Bahlul also allegedly worked as bin Laden's sometimes bodyguard and helped two of the Sept. 11, 2001, hijackers make videotaped ``martyr's wills.''
Bahlul is accused of three crimes: Conspiring with al Qaeda, solicitation to murder and providing material support to terror. The Pentagon plans to call up to 31 witnesses, including al Qaeda recruits, FBI agents and Cole bombing victims.
A jury of U.S. military officers, whose names are shielded from the public by court order, will hear the government's case. The trial could last the week.
Conviction of the crimes carries at most life in prison.
Bahlul has so far forbidden his Pentagon defense attorney, Air Force Reserve Maj. David Frakt, from calling witnesses, cross-examining government witnesses or otherwise making an argument on his behalf.
Frakt, a law professor at the Western State University College of Law, said he has obtained an opinion from the New Jersey Bar that permits him to follow his client's wishes.
The trial judge, Air Force Col. Ronald Gregory, described the strategy as ''standing mute,'' and said the burden will be on the Pentagon prosecutor to prove any guilt.
''Will it be difficult for me to sit there doing nothing? Yeah,'' said Frakt, who has been vigorously filing motions and calling witnesses in pretrial hearings of another commissions case.
Two men in a boat laden with explosives came up alongside the 8,000-ton USS Cole in October 2000 as it refueled in the port of Aden, Yemen, and blew up the vessel. The attack crippled the $1 billion destroyer so severely it had to be hauled home aboard a Norwegian salvage ship.
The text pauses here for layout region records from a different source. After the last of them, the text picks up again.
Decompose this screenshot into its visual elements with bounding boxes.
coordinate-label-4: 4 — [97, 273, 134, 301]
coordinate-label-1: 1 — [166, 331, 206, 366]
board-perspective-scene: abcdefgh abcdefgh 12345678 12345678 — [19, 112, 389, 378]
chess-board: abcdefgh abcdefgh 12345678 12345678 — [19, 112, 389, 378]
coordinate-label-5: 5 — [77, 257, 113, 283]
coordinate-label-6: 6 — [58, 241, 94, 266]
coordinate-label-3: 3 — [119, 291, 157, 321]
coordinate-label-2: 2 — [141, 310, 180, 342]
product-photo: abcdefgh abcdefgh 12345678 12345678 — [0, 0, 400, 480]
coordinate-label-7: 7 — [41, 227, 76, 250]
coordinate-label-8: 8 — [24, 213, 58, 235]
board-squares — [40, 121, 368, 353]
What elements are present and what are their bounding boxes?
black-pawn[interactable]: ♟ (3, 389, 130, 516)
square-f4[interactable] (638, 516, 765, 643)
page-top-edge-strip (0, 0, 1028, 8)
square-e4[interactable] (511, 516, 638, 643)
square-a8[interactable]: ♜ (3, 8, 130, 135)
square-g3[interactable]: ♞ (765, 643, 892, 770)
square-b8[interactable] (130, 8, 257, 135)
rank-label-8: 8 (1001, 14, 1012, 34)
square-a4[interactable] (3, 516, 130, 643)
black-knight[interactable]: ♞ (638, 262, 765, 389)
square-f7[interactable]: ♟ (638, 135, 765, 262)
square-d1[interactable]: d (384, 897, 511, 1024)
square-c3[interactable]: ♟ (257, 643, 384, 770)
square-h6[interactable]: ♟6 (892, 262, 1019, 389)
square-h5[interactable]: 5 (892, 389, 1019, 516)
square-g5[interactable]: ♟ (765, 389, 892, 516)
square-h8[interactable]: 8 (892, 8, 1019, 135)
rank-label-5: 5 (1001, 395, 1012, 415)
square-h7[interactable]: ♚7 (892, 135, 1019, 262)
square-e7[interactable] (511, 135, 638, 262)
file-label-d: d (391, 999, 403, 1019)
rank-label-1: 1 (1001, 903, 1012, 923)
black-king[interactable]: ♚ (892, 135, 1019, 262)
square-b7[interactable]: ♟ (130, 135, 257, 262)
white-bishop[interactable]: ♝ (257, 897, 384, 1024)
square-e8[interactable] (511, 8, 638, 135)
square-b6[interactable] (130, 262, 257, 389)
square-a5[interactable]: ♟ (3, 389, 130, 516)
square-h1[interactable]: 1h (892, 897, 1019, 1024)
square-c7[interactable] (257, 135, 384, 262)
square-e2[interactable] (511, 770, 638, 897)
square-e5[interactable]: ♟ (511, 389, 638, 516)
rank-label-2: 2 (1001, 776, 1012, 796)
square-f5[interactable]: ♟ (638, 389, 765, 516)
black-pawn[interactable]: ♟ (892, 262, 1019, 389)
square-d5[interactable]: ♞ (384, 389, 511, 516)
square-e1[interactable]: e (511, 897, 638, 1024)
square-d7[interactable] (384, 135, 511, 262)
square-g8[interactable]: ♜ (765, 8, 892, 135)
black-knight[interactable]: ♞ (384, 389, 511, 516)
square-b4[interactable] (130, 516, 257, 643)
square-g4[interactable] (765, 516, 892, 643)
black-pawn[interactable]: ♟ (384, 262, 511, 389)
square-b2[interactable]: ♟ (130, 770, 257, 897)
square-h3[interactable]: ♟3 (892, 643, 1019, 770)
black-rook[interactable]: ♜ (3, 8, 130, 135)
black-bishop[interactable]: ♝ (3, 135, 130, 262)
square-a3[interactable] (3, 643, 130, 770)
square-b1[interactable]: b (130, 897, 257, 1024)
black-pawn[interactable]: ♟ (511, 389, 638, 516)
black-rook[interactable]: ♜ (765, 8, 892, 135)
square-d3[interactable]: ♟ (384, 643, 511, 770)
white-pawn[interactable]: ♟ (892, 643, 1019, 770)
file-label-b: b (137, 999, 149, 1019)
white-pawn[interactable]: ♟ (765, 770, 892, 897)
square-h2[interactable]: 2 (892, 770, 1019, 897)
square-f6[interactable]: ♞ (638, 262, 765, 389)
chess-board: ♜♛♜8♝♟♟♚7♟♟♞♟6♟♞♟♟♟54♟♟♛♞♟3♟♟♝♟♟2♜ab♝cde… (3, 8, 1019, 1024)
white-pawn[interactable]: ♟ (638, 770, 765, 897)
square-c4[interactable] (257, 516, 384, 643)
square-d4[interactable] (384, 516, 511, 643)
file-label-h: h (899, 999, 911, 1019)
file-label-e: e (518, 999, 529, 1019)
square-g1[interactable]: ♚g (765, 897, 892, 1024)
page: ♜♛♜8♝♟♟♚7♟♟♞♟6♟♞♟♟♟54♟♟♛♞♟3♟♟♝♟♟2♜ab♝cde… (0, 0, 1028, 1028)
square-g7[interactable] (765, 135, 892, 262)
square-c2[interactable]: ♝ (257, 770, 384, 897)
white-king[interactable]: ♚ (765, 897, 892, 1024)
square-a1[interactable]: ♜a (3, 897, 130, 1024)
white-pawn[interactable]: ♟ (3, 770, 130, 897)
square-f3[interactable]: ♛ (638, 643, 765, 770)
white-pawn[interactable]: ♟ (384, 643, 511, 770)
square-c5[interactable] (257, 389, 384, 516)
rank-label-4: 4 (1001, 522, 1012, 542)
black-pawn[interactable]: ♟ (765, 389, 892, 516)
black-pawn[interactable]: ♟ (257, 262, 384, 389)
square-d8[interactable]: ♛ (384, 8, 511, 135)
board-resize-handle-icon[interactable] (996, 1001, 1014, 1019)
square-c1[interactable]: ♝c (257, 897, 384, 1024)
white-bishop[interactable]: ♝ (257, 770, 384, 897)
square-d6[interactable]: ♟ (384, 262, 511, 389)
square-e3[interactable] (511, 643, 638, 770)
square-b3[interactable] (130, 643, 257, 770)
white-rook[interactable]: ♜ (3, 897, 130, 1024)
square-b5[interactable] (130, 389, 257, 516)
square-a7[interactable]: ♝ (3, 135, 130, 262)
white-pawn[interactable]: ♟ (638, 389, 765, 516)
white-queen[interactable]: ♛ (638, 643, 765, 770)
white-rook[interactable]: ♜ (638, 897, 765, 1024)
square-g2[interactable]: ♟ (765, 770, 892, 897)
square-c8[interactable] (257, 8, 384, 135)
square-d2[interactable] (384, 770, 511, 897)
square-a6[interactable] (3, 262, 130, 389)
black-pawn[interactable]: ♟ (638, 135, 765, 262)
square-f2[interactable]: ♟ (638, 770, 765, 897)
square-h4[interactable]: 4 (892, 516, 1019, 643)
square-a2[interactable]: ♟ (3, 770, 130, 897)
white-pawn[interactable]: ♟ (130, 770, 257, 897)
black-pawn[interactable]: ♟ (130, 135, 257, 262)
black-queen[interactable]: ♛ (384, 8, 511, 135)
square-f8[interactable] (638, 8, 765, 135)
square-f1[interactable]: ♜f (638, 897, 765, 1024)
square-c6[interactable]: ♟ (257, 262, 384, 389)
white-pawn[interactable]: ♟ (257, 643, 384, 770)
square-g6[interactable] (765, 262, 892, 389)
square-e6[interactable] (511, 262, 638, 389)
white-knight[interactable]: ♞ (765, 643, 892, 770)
But, said Frakt, Bahlul ``wasn't involved in the attack on the Cole. He was not an operational combatant. He had no role in planning terrorist activities. He did not engage in terrorist activities.''
Added Frakt: ``If we're supposed to be trying those people who are responsible for 9/11 and other terrorist attacks, I don't think he was one of those people.''
A father of four with a flair for the dramatic, Bahlul has been one of the most colorful war court defendants. He has fired at least six free-of-charge defense attorneys, both military and civilian, and fashioned a hand-scrawled Arabic sign declaring muquata'a -- boycott -- and waved it at successive hearings.
Bahlul said he had nothing to do with the Sept. 11, 2001, attacks but has for years openly admitted his membership in al Qaeda and devotion to bin Laden -- statements the judge ruled Monday morning would be excluded from the trial.
Among those expected to testify are up to three members of the Lackawanna Six, now serving eight- to 10-year sentences in federal penitentiaries.
The American-born men of Yemeni ancestry pleaded guilty in federal court in Buffalo, N.Y., in 2003 to providing material support to terror by attending al Qaeda training camps in Afghanistan before the 9/11 attacks. Part of the plea deals included their cooperation in federal investigations.